TF Vector backend

The TF Vector backend implements a deterministic vector space model baseline using term-frequency vectors and cosine similarity. It builds no persistent index and scores items at query time. This makes it useful as a lightweight “vector-style” baseline without dense embeddings or external services.

When to use it

  • You want a minimal baseline to compare against lexical search.

  • You want deterministic, inspectable similarity scoring.

  • You are teaching retrieval concepts and want a small, runnable backend.

Backend ID

tf-vector

How it works

  1. Tokenize the query and each item into lowercase word tokens.

  2. Build term-frequency vectors.

  3. Compute cosine similarity between the query vector and each item vector.

  4. Return evidence ranked by similarity score.

Configuration

The backend accepts these configuration fields:

  • snippet_characters: maximum characters to include in evidence snippets.

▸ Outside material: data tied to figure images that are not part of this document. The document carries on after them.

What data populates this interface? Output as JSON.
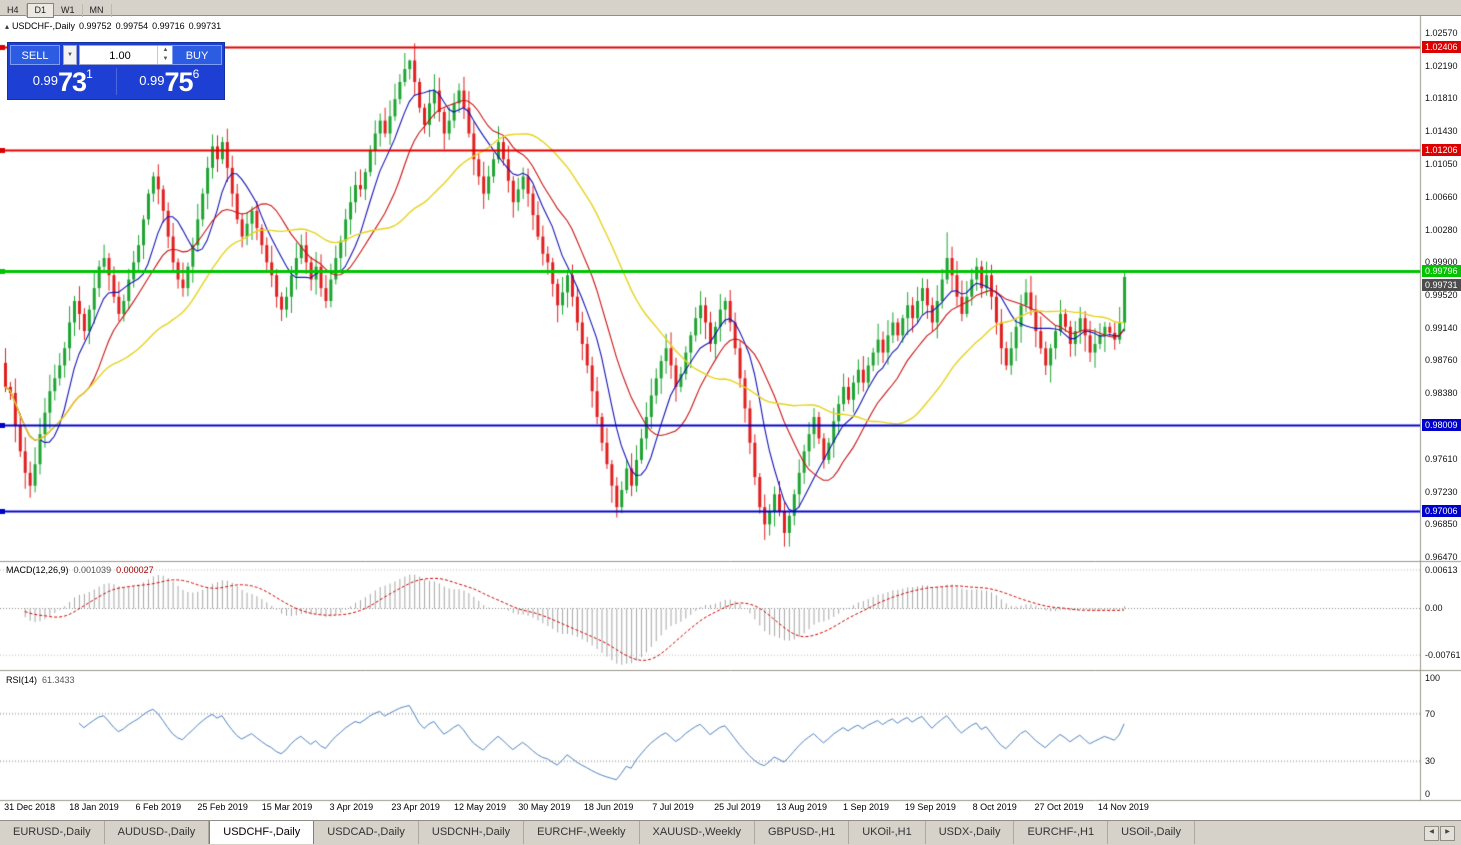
{
  "toolbar": {
    "timeframes": [
      "H4",
      "D1",
      "W1",
      "MN"
    ]
  },
  "title": {
    "caret": "▴",
    "symbol": "USDCHF-,Daily",
    "o": "0.99752",
    "h": "0.99754",
    "l": "0.99716",
    "c": "0.99731"
  },
  "trade_panel": {
    "sell_label": "SELL",
    "buy_label": "BUY",
    "volume": "1.00",
    "dropdown_caret": "▼",
    "spin_up": "▲",
    "spin_down": "▼",
    "sell_price": {
      "base": "0.99",
      "big": "73",
      "sup": "1"
    },
    "buy_price": {
      "base": "0.99",
      "big": "75",
      "sup": "6"
    }
  },
  "price_axis": {
    "ticks": [
      "1.02570",
      "1.02190",
      "1.01810",
      "1.01430",
      "1.01050",
      "1.00660",
      "1.00280",
      "0.99900",
      "0.99520",
      "0.99140",
      "0.98760",
      "0.98380",
      "0.97610",
      "0.97230",
      "0.96850",
      "0.96470"
    ]
  },
  "lines": [
    {
      "price": 1.02406,
      "label": "1.02406",
      "color": "#dd0000",
      "width": 2
    },
    {
      "price": 1.01206,
      "label": "1.01206",
      "color": "#dd0000",
      "width": 2
    },
    {
      "price": 0.99796,
      "label": "0.99796",
      "color": "#00c400",
      "width": 3
    },
    {
      "price": 0.98009,
      "label": "0.98009",
      "color": "#0000cc",
      "width": 2
    },
    {
      "price": 0.97006,
      "label": "0.97006",
      "color": "#0000cc",
      "width": 2
    }
  ],
  "bid": {
    "label": "0.99731",
    "price": 0.99731,
    "color": "#4d4d4d"
  },
  "macd": {
    "name": "MACD(12,26,9)",
    "value_main": "0.001039",
    "value_signal": "0.000027",
    "axis": [
      {
        "v": 0.00613,
        "label": "0.00613"
      },
      {
        "v": 0,
        "label": "0.00"
      },
      {
        "v": -0.00761,
        "label": "-0.00761"
      }
    ],
    "levels": [
      0.00613,
      -0.00761
    ]
  },
  "rsi": {
    "name": "RSI(14)",
    "value": "61.3433",
    "axis": [
      {
        "v": 100,
        "label": "100"
      },
      {
        "v": 70,
        "label": "70"
      },
      {
        "v": 30,
        "label": "30"
      },
      {
        "v": 0,
        "label": "0"
      }
    ],
    "levels": [
      70,
      30
    ]
  },
  "dates": [
    "31 Dec 2018",
    "18 Jan 2019",
    "6 Feb 2019",
    "25 Feb 2019",
    "15 Mar 2019",
    "3 Apr 2019",
    "23 Apr 2019",
    "12 May 2019",
    "30 May 2019",
    "18 Jun 2019",
    "7 Jul 2019",
    "25 Jul 2019",
    "13 Aug 2019",
    "1 Sep 2019",
    "19 Sep 2019",
    "8 Oct 2019",
    "27 Oct 2019",
    "14 Nov 2019"
  ],
  "tabs": [
    {
      "label": "EURUSD-,Daily",
      "active": false
    },
    {
      "label": "AUDUSD-,Daily",
      "active": false
    },
    {
      "label": "USDCHF-,Daily",
      "active": true
    },
    {
      "label": "USDCAD-,Daily",
      "active": false
    },
    {
      "label": "USDCNH-,Daily",
      "active": false
    },
    {
      "label": "EURCHF-,Weekly",
      "active": false
    },
    {
      "label": "XAUUSD-,Weekly",
      "active": false
    },
    {
      "label": "GBPUSD-,H1",
      "active": false
    },
    {
      "label": "UKOil-,H1",
      "active": false
    },
    {
      "label": "USDX-,Daily",
      "active": false
    },
    {
      "label": "EURCHF-,H1",
      "active": false
    },
    {
      "label": "USOil-,Daily",
      "active": false
    }
  ],
  "tab_scroll": {
    "left": "◀",
    "right": "▶"
  },
  "chart_data": {
    "type": "candlestick",
    "symbol": "USDCHF",
    "timeframe": "Daily",
    "x_range": [
      "31 Dec 2018",
      "22 Nov 2019"
    ],
    "y_range": [
      0.9644,
      1.0277
    ],
    "closes": [
      0.9845,
      0.9838,
      0.98,
      0.977,
      0.9745,
      0.973,
      0.9755,
      0.979,
      0.9815,
      0.984,
      0.9855,
      0.987,
      0.989,
      0.992,
      0.9945,
      0.993,
      0.991,
      0.9935,
      0.996,
      0.9985,
      0.9995,
      0.9975,
      0.995,
      0.993,
      0.9945,
      0.997,
      0.999,
      1.001,
      1.004,
      1.007,
      1.009,
      1.0075,
      1.005,
      1.002,
      0.999,
      0.997,
      0.996,
      0.9985,
      1.001,
      1.004,
      1.007,
      1.01,
      1.0125,
      1.011,
      1.013,
      1.01,
      1.007,
      1.004,
      1.002,
      1.0035,
      1.005,
      1.003,
      1.001,
      0.999,
      0.9975,
      0.995,
      0.9935,
      0.995,
      0.9975,
      0.9995,
      1.001,
      0.999,
      0.997,
      0.9985,
      0.996,
      0.9945,
      0.997,
      0.9995,
      1.0015,
      1.004,
      1.006,
      1.008,
      1.0075,
      1.0095,
      1.012,
      1.014,
      1.0155,
      1.014,
      1.016,
      1.018,
      1.02,
      1.0215,
      1.0225,
      1.02,
      1.017,
      1.015,
      1.0175,
      1.019,
      1.0165,
      1.014,
      1.0155,
      1.0175,
      1.019,
      1.017,
      1.014,
      1.011,
      1.009,
      1.007,
      1.009,
      1.011,
      1.013,
      1.011,
      1.0085,
      1.006,
      1.0075,
      1.009,
      1.007,
      1.0045,
      1.002,
      1.0,
      0.999,
      0.9965,
      0.994,
      0.9955,
      0.9975,
      0.995,
      0.992,
      0.9895,
      0.987,
      0.984,
      0.981,
      0.978,
      0.9755,
      0.973,
      0.9705,
      0.9725,
      0.975,
      0.973,
      0.976,
      0.9785,
      0.981,
      0.9835,
      0.9855,
      0.9875,
      0.989,
      0.987,
      0.9845,
      0.986,
      0.9885,
      0.9905,
      0.9925,
      0.994,
      0.992,
      0.9895,
      0.9915,
      0.9935,
      0.9945,
      0.992,
      0.989,
      0.9855,
      0.982,
      0.978,
      0.974,
      0.9705,
      0.9685,
      0.97,
      0.972,
      0.97,
      0.9675,
      0.9695,
      0.972,
      0.9745,
      0.977,
      0.979,
      0.981,
      0.9785,
      0.976,
      0.978,
      0.9805,
      0.9825,
      0.9845,
      0.983,
      0.985,
      0.9865,
      0.985,
      0.987,
      0.9885,
      0.99,
      0.9885,
      0.9905,
      0.992,
      0.9905,
      0.9925,
      0.994,
      0.9925,
      0.9945,
      0.996,
      0.994,
      0.992,
      0.9945,
      0.997,
      0.9995,
      0.9975,
      0.995,
      0.993,
      0.995,
      0.997,
      0.9985,
      0.996,
      0.9975,
      0.995,
      0.992,
      0.989,
      0.987,
      0.989,
      0.9915,
      0.994,
      0.9955,
      0.9935,
      0.991,
      0.989,
      0.987,
      0.989,
      0.991,
      0.993,
      0.9915,
      0.9895,
      0.991,
      0.9925,
      0.9905,
      0.9885,
      0.9895,
      0.9905,
      0.9915,
      0.9908,
      0.99,
      0.992,
      0.9973
    ],
    "wick_overrides": {
      "5": {
        "low": 0.9716
      },
      "30": {
        "high": 1.0095
      },
      "42": {
        "high": 1.0139
      },
      "44": {
        "high": 1.0136
      },
      "82": {
        "high": 1.0226
      },
      "124": {
        "low": 0.9693
      },
      "158": {
        "low": 0.9659
      },
      "191": {
        "high": 1.0025
      },
      "227": {
        "high": 0.9979
      }
    },
    "overlays": [
      {
        "type": "sma",
        "period": 8,
        "color": "#1414b4",
        "width": 1.1
      },
      {
        "type": "sma",
        "period": 16,
        "color": "#c81414",
        "width": 1.1
      },
      {
        "type": "sma",
        "period": 34,
        "color": "#e6d21e",
        "width": 1.4
      }
    ],
    "indicators": [
      {
        "type": "MACD",
        "params": [
          12,
          26,
          9
        ]
      },
      {
        "type": "RSI",
        "params": [
          14
        ]
      }
    ],
    "colors": {
      "up": "#1ea432",
      "down": "#e01f1f",
      "macd_hist": "#a6a6a6",
      "macd_signal": "#cc0000",
      "rsi_line": "#4f81bd"
    }
  }
}
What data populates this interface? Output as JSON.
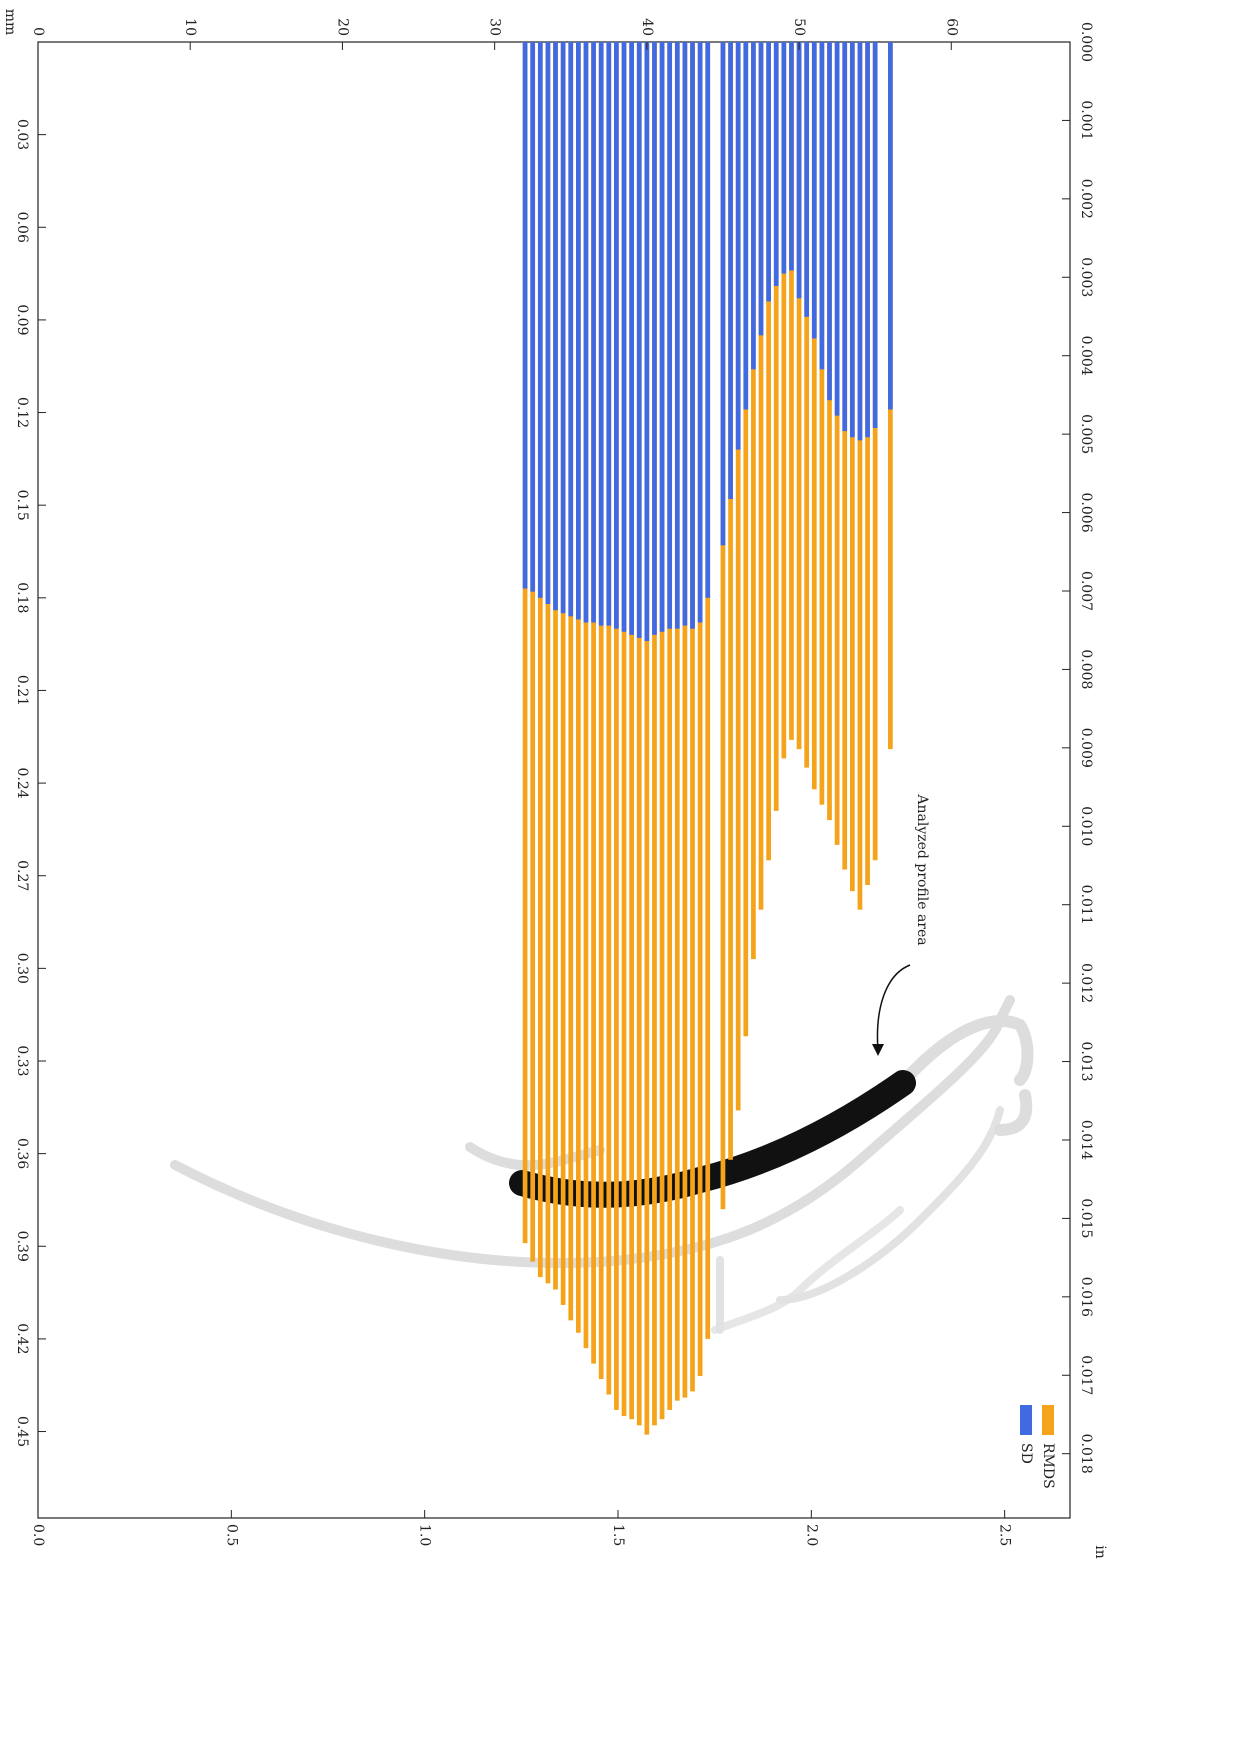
{
  "chart_data": {
    "type": "bar",
    "x_label": "mm",
    "x2_label": "in",
    "annotation": "Analyzed profile area",
    "xlim": [
      0,
      67.8
    ],
    "xticks": [
      0,
      10,
      20,
      30,
      40,
      50,
      60
    ],
    "x2lim": [
      0,
      2.669
    ],
    "x2ticks": [
      {
        "value": 0,
        "label": "0.0"
      },
      0.5,
      {
        "value": 1,
        "label": "1.0"
      },
      1.5,
      {
        "value": 2,
        "label": "2.0"
      },
      2.5
    ],
    "ylim": [
      0,
      0.478
    ],
    "yticks": [
      0.03,
      0.06,
      0.09,
      0.12,
      0.15,
      0.18,
      0.21,
      0.24,
      0.27,
      {
        "value": 0.3,
        "label": "0.30"
      },
      0.33,
      0.36,
      0.39,
      0.42,
      0.45
    ],
    "y2lim": [
      0,
      0.01882
    ],
    "y2ticks": [
      {
        "value": 0,
        "label": "0.000"
      },
      0.001,
      0.002,
      0.003,
      0.004,
      0.005,
      0.006,
      0.007,
      0.008,
      0.009,
      {
        "value": 0.01,
        "label": "0.010"
      },
      0.011,
      0.012,
      0.013,
      0.014,
      0.015,
      0.016,
      0.017,
      0.018
    ],
    "x": [
      32,
      32.5,
      33,
      33.5,
      34,
      34.5,
      35,
      35.5,
      36,
      36.5,
      37,
      37.5,
      38,
      38.5,
      39,
      39.5,
      40,
      40.5,
      41,
      41.5,
      42,
      42.5,
      43,
      43.5,
      44,
      44.5,
      45,
      45.5,
      46,
      46.5,
      47,
      47.5,
      48,
      48.5,
      49,
      49.5,
      50,
      50.5,
      51,
      51.5,
      52,
      52.5,
      53,
      53.5,
      54,
      54.5,
      55,
      55.5,
      56
    ],
    "series": [
      {
        "name": "RMDS",
        "color": "#f5a31a",
        "values": [
          0.389,
          0.395,
          0.4,
          0.402,
          0.404,
          0.409,
          0.414,
          0.418,
          0.423,
          0.428,
          0.433,
          0.438,
          0.443,
          0.445,
          0.446,
          0.448,
          0.451,
          0.448,
          0.446,
          0.443,
          0.44,
          0.439,
          0.437,
          0.432,
          0.42,
          null,
          0.378,
          0.362,
          0.346,
          0.322,
          0.297,
          0.281,
          0.265,
          0.249,
          0.232,
          0.226,
          0.229,
          0.235,
          0.242,
          0.247,
          0.252,
          0.26,
          0.268,
          0.275,
          0.281,
          0.273,
          0.265,
          null,
          0.229
        ]
      },
      {
        "name": "SD",
        "color": "#4169e1",
        "values": [
          0.177,
          0.178,
          0.18,
          0.182,
          0.184,
          0.185,
          0.186,
          0.187,
          0.188,
          0.188,
          0.189,
          0.189,
          0.19,
          0.191,
          0.192,
          0.193,
          0.194,
          0.192,
          0.191,
          0.19,
          0.19,
          0.189,
          0.19,
          0.188,
          0.18,
          null,
          0.163,
          0.148,
          0.132,
          0.119,
          0.106,
          0.095,
          0.084,
          0.079,
          0.075,
          0.074,
          0.083,
          0.089,
          0.096,
          0.106,
          0.116,
          0.121,
          0.126,
          0.128,
          0.129,
          0.128,
          0.125,
          null,
          0.119
        ]
      }
    ]
  }
}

  • extraction_snapshot: optional extraction snapshot reference (extractor_id:snapshot_id).

Example configuration:

snippet_characters: 320
extraction_snapshot: pipeline:RUN_ID

Build a run

python -m biblicus build --corpus corpora/example --backend tf-vector --config extraction_snapshot=pipeline:RUN_ID

This backend does not create artifacts beyond the snapshot manifest.

Query a run

python -m biblicus query --corpus corpora/example --run tf-vector:RUN_ID --query "semantic match"

The evidence results include a stage value of tf-vector and similarity scores for each match.

What it is not

  • This backend does not compute dense embeddings.

  • It does not use approximate nearest neighbor indexing.

  • It does not depend on external services.